Loss of pancreatic islet beta-cell mass and beta-cell dysfunction are central in the development of type 2 diabetes (T2DM). We recently showed that mature human insulin-containing beta-cells can convert into glucagon-containing alpha-cells ex vivo. This loss of beta-cell identity was characterized by the presence of beta-cell transcription factors (Nkx6.1, Pdx1) in glucagon(+) cells. Here, we investigated whether the loss of beta-cell identity also occurs in vivo, and whether it is related to the presence of (pre)diabetes in humans and nonhuman primates.
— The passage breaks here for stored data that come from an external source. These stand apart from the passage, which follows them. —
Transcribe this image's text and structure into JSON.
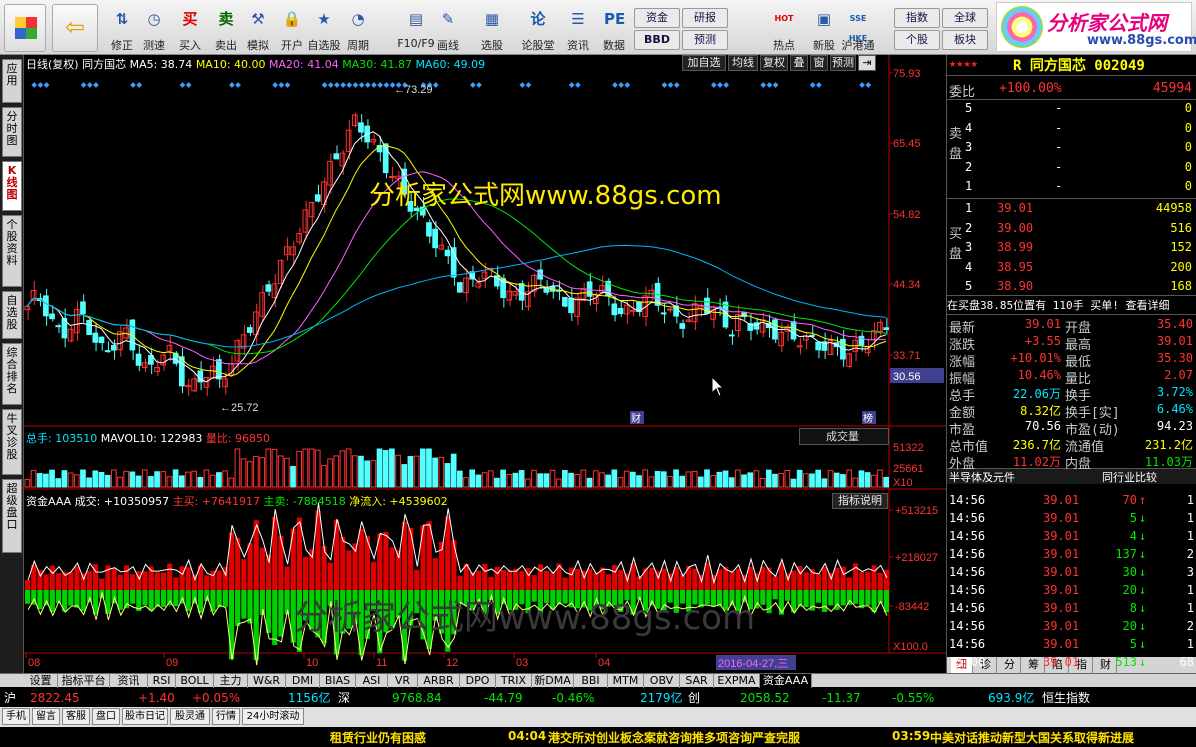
{
  "toolbar": {
    "items": [
      {
        "label": "",
        "icon": "app-grid-icon"
      },
      {
        "label": "",
        "icon": "back-arrow-icon"
      },
      {
        "label": "修正",
        "icon": "up-down-icon"
      },
      {
        "label": "测速",
        "icon": "clock-icon"
      },
      {
        "label": "买入",
        "icon": "buy-icon",
        "glyph": "买"
      },
      {
        "label": "卖出",
        "icon": "sell-icon",
        "glyph": "卖"
      },
      {
        "label": "模拟",
        "icon": "hammer-icon"
      },
      {
        "label": "开户",
        "icon": "lock-icon"
      },
      {
        "label": "自选股",
        "icon": "star-icon"
      },
      {
        "label": "周期",
        "icon": "period-icon"
      },
      {
        "label": "F10/F9",
        "icon": "f10-icon"
      },
      {
        "label": "画线",
        "icon": "pencil-icon"
      },
      {
        "label": "选股",
        "icon": "picker-icon"
      },
      {
        "label": "论股堂",
        "icon": "forum-icon",
        "glyph": "论"
      },
      {
        "label": "资讯",
        "icon": "news-icon"
      },
      {
        "label": "数据",
        "icon": "pe-icon",
        "glyph": "PE"
      },
      {
        "label": "热点",
        "icon": "hot-icon",
        "glyph": "HOT"
      },
      {
        "label": "新股",
        "icon": "ipo-icon"
      },
      {
        "label": "沪港通",
        "icon": "sse-hkex-icon",
        "glyph": "SSE HKE"
      }
    ],
    "small": [
      "资金",
      "研报",
      "BBD",
      "预测",
      "指数",
      "全球",
      "个股",
      "板块"
    ],
    "logo_text": "分析家公式网",
    "logo_url": "www.88gs.com"
  },
  "left_tabs": [
    "应用",
    "分时图",
    "K线图",
    "个股资料",
    "自选股",
    "综合排名",
    "牛叉诊股",
    "超级盘口"
  ],
  "kline": {
    "header": {
      "period": "日线(复权)",
      "name": "同方国芯",
      "ma5": "MA5: 38.74",
      "ma10": "MA10: 40.00",
      "ma20": "MA20: 41.04",
      "ma30": "MA30: 41.87",
      "ma60": "MA60: 49.09"
    },
    "buttons": [
      "加自选",
      "均线",
      "复权",
      "叠",
      "窗",
      "预测"
    ],
    "yticks": [
      "75.93",
      "65.45",
      "54.82",
      "44.34",
      "33.71"
    ],
    "current": "30.56",
    "high_label": "73.29",
    "low_label": "25.72",
    "watermark": "分析家公式网www.88gs.com",
    "mark_cai": "财",
    "mark_bang": "榜"
  },
  "volume": {
    "header": {
      "total": "总手: 103510",
      "mavol": "MAVOL10: 122983",
      "ratio": "量比: 96850"
    },
    "select": "成交量",
    "yticks": [
      "51322",
      "25661"
    ],
    "unit": "X10"
  },
  "fund": {
    "header": {
      "name": "资金AAA",
      "turnover": "成交: +10350957",
      "buy": "主买: +7641917",
      "sell": "主卖: -7884518",
      "net": "净流入: +4539602"
    },
    "btn": "指标说明",
    "yticks": [
      "+513215",
      "+218027",
      "-83442"
    ],
    "unit": "X100.0",
    "watermark": "分析家公式网www.88gs.com"
  },
  "xaxis": {
    "months": [
      "08",
      "09",
      "10",
      "11",
      "12",
      "03",
      "04"
    ],
    "cursor_date": "2016-04-27,三"
  },
  "stock": {
    "stars": "★★★★",
    "code_name": "R 同方国芯 002049",
    "weibi_label": "委比",
    "weibi": "+100.00%",
    "weicha": "45994",
    "sell_label": "卖盘",
    "sells": [
      {
        "n": "5",
        "p": "-",
        "v": "0"
      },
      {
        "n": "4",
        "p": "-",
        "v": "0"
      },
      {
        "n": "3",
        "p": "-",
        "v": "0"
      },
      {
        "n": "2",
        "p": "-",
        "v": "0"
      },
      {
        "n": "1",
        "p": "-",
        "v": "0"
      }
    ],
    "buy_label": "买盘",
    "buys": [
      {
        "n": "1",
        "p": "39.01",
        "v": "44958"
      },
      {
        "n": "2",
        "p": "39.00",
        "v": "516"
      },
      {
        "n": "3",
        "p": "38.99",
        "v": "152"
      },
      {
        "n": "4",
        "p": "38.95",
        "v": "200"
      },
      {
        "n": "5",
        "p": "38.90",
        "v": "168"
      }
    ],
    "info_line": "在买盘38.85位置有 110手 买单! 查看详细",
    "stats": [
      {
        "l1": "最新",
        "v1": "39.01",
        "l2": "开盘",
        "v2": "35.40"
      },
      {
        "l1": "涨跌",
        "v1": "+3.55",
        "l2": "最高",
        "v2": "39.01"
      },
      {
        "l1": "涨幅",
        "v1": "+10.01%",
        "l2": "最低",
        "v2": "35.30"
      },
      {
        "l1": "振幅",
        "v1": "10.46%",
        "l2": "量比",
        "v2": "2.07"
      },
      {
        "l1": "总手",
        "v1": "22.06万",
        "l2": "换手",
        "v2": "3.72%"
      },
      {
        "l1": "金额",
        "v1": "8.32亿",
        "l2": "换手[实]",
        "v2": "6.46%"
      },
      {
        "l1": "市盈",
        "v1": "70.56",
        "l2": "市盈(动)",
        "v2": "94.23"
      },
      {
        "l1": "总市值",
        "v1": "236.7亿",
        "l2": "流通值",
        "v2": "231.2亿"
      },
      {
        "l1": "外盘",
        "v1": "11.02万",
        "l2": "内盘",
        "v2": "11.03万"
      }
    ],
    "industry": "半导体及元件",
    "compare": "同行业比较",
    "ticks": [
      {
        "t": "14:56",
        "p": "39.01",
        "v": "70",
        "d": "up",
        "n": "1"
      },
      {
        "t": "14:56",
        "p": "39.01",
        "v": "5",
        "d": "down",
        "n": "1"
      },
      {
        "t": "14:56",
        "p": "39.01",
        "v": "4",
        "d": "down",
        "n": "1"
      },
      {
        "t": "14:56",
        "p": "39.01",
        "v": "137",
        "d": "down",
        "n": "2"
      },
      {
        "t": "14:56",
        "p": "39.01",
        "v": "30",
        "d": "down",
        "n": "3"
      },
      {
        "t": "14:56",
        "p": "39.01",
        "v": "20",
        "d": "down",
        "n": "1"
      },
      {
        "t": "14:56",
        "p": "39.01",
        "v": "8",
        "d": "down",
        "n": "1"
      },
      {
        "t": "14:56",
        "p": "39.01",
        "v": "20",
        "d": "down",
        "n": "2"
      },
      {
        "t": "14:56",
        "p": "39.01",
        "v": "5",
        "d": "down",
        "n": "1"
      },
      {
        "t": "15:00",
        "p": "39.01",
        "v": "513",
        "d": "down",
        "n": "68"
      }
    ],
    "right_tabs": [
      "细",
      "诊",
      "分",
      "筹",
      "陷",
      "指",
      "财"
    ]
  },
  "bottom_tabs": [
    "设置",
    "指标平台",
    "资讯",
    "RSI",
    "BOLL",
    "主力",
    "W&R",
    "DMI",
    "BIAS",
    "ASI",
    "VR",
    "ARBR",
    "DPO",
    "TRIX",
    "新DMA",
    "BBI",
    "MTM",
    "OBV",
    "SAR",
    "EXPMA",
    "资金AAA"
  ],
  "index_bar": {
    "sh_label": "沪",
    "sh": "2822.45",
    "sh_chg": "+1.40",
    "sh_pct": "+0.05%",
    "sh_amt": "1156亿",
    "sz_label": "深",
    "sz": "9768.84",
    "sz_chg": "-44.79",
    "sz_pct": "-0.46%",
    "sz_amt": "2179亿",
    "cy_label": "创",
    "cy": "2058.52",
    "cy_chg": "-11.37",
    "cy_pct": "-0.55%",
    "hk_amt": "693.9亿",
    "hk_label": "恒生指数"
  },
  "menu_bar": {
    "items": [
      "手机",
      "留言",
      "客服",
      "盘口",
      "股市日记",
      "股灵通",
      "行情",
      "24小时滚动"
    ],
    "news1": "租赁行业仍有困惑",
    "news2_time": "04:04",
    "news2": "港交所对创业板念案就咨询推多项咨询严查完服",
    "news3_time": "03:59",
    "news3": "中美对话推动新型大国关系取得新进展"
  }
}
We observed an eight times increased frequency of insulin(+) cells coexpressing glucagon in donors with diabetes. Up to 5% of the cells that were Nkx6.1(+) but insulin(-) coexpressed glucagon, which represents a five times increased frequency compared with the control group. This increase in bihormonal and Nkx6.1(+)glucagon(+)insulin(-) cells was also found in islets of diabetic macaques. The higher proportion of bihormonal cells and Nkx6.1(+)glucagon(+)insulin(-) cells in macaques and humans with diabetes was correlated with the presence and extent of islet amyloidosis. These data indicate that the loss of beta-cell identity occurs in T2DM and could contribute to the decrease of functional beta-cell mass. Maintenance of beta-cell identity is a potential novel strategy to preserve beta-cell function in diabetes.